Mas a junção das letras M e W — uma o reverso da outra — também pode ser lido como uma representação dos caminhos opostos seguidos pelos dois únicos sobreviventes da tragédia. O ex-delinquente Garai abraçou o sacerdócio, Michio Yuuki tornou-se um vilão hediondo.
E há ainda um terceiro sentido para o título MW: a abreviação de man e woman (respectivamente, homem e mulher, em inglês). Pois o jovem Yuuki é um personagem que volta e meia assume identidades femininas e que pode ser definido como bissexual, embora seus relacionamentos com mulheres sejam movidos mais por interesses econômicos, políticos ou criminosos (ou tudo ao mesmo tempo) — o envolvimento amoroso e o prazer carnal ele tem com o padre Garai.

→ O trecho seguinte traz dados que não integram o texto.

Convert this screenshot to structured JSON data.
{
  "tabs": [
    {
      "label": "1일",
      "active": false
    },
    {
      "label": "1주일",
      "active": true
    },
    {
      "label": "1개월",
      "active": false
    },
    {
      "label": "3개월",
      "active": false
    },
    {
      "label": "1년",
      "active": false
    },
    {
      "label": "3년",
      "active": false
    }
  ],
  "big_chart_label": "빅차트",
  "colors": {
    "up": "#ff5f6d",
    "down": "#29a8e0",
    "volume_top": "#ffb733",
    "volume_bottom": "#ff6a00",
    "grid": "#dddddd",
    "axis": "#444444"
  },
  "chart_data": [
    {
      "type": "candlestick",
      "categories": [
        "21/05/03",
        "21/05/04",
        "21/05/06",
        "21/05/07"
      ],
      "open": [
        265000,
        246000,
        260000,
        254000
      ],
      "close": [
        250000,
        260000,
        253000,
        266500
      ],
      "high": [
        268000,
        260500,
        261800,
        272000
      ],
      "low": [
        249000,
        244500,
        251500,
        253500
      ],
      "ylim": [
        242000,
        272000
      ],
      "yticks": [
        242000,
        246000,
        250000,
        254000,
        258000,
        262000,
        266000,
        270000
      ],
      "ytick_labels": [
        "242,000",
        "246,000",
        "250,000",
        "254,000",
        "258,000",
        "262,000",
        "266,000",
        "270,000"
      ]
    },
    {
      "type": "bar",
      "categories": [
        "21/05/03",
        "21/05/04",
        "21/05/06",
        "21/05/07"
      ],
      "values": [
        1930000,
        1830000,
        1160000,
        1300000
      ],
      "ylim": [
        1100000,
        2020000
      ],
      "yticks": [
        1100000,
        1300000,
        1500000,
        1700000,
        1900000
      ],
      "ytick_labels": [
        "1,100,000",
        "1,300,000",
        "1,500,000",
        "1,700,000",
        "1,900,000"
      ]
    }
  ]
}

Aos olhos da época, Tezuka demonstra coragem ao retratar cenas de sexo entre dois homens. Aos olhos de hoje, o mangaká é no mínimo problemático: romantiza um episódio de abuso sexual de um adolescente com uma criança e, no início da história, sugere que a bissexualidade ou a homossexualidade de Yuuki está ligada ao desvio moral ou à psicopatia que leva o personagem a cometer atrocidades. Como se tivesse sido alertado por alguém ou como se tivesse se dado conta dessa visão preconceituosa, centenas de páginas adiante o autor introduz na galeria de coadjuvantes uma jornalista que parece ter uma única função: afirmar que "no mundo todo, é só no Japão que o amor homossexual é discriminado". Logo após ela é vista aos beijos com sua namorada, e depois some para nunca mais reaparecer.

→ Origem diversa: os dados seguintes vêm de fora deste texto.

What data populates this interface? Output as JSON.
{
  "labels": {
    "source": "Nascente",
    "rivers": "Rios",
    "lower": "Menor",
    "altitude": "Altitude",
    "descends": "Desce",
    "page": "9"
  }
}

O padre Garai sofre por amar Yuuki ("Ó, Senhor! Que Seu julgamento recaia sobre mim!") e teme que seus segredos venham à tona. Mas o que mais atormenta a sua consciência é a dúvida sobre como agir em relação aos crimes relatados por Yuuki no confessionário: já pensou várias vezes em entregá-lo para a polícia e a Justiça, mas entende que assim, além de quebrar o sacramento do sigilo, falharia na missão de "salvar a alma" do jovem.
Enquanto Garai debate-se entre a culpa e o desejo, Yuuki vai aumentando sua ficha criminal — e Osamu Tezuka vai exigindo cada vez mais do leitor a suspensão da descrença. Entretanto, a trama rocambolesca de MW, cheia de vinganças e reviravoltas (sendo que uma das mais importantes é bastante previsível), é fartamente compensada pelo que o mangá tem de melhor.
Como de hábito, a narrativa visual de Tezuka é um desbunde. Ora a montagem acelera a ação, ora ele lança mão de um desenho realista para aumentar a dramaticidade, ora contrapõe um traço mais cômico a uma situação de suspense, ora recorre a sombras, vultos e silhuetas, ora transforma personagens — que viram figuras carregadas de simbolismo — e cenários em meio a uma cena (vide as páginas 84 e 85).
Como expresso no posfácio, Tezuka aproveita a trajetória de um indivíduo perverso para falar de perversões coletivas. Ataca a ganância de banqueiros e empresários, a corrupção de governantes e deputados, a subserviência japonesa aos Estados Unidos, o radicalismo político, o sensacionalismo da imprensa. Em um dos pontos altos, compara os planos homicidas de Yuuki às ações militares: "Pensando bem, a bomba atômica também foi um assassinato em massa!", reflete o padre Garai, que emenda com uma difícil pergunta a Deus: "Por que permite isso aos humanos? Por que nos faz seguir o caminho da autodestruição?".
Sobra para a sociedade também, regida pela aparência, pela hipocrisia e pela omissão — não à toa, o autor convoca o personagem do promotor Meguro a fazer duas vezes um alerta válido a diversos problemas que não são devidamente enfrentados porque talvez contem com a nossa conivência (pode-se colocar na lista o racismo, a cultura do estupro, a sonegação fiscal...):
— Quem comete o pior mal de todos é aquele que testemunha um crime e fecha os olhos para ele! Para acabar com a perpetuação desses crimes, a sua coragem se faz necessária.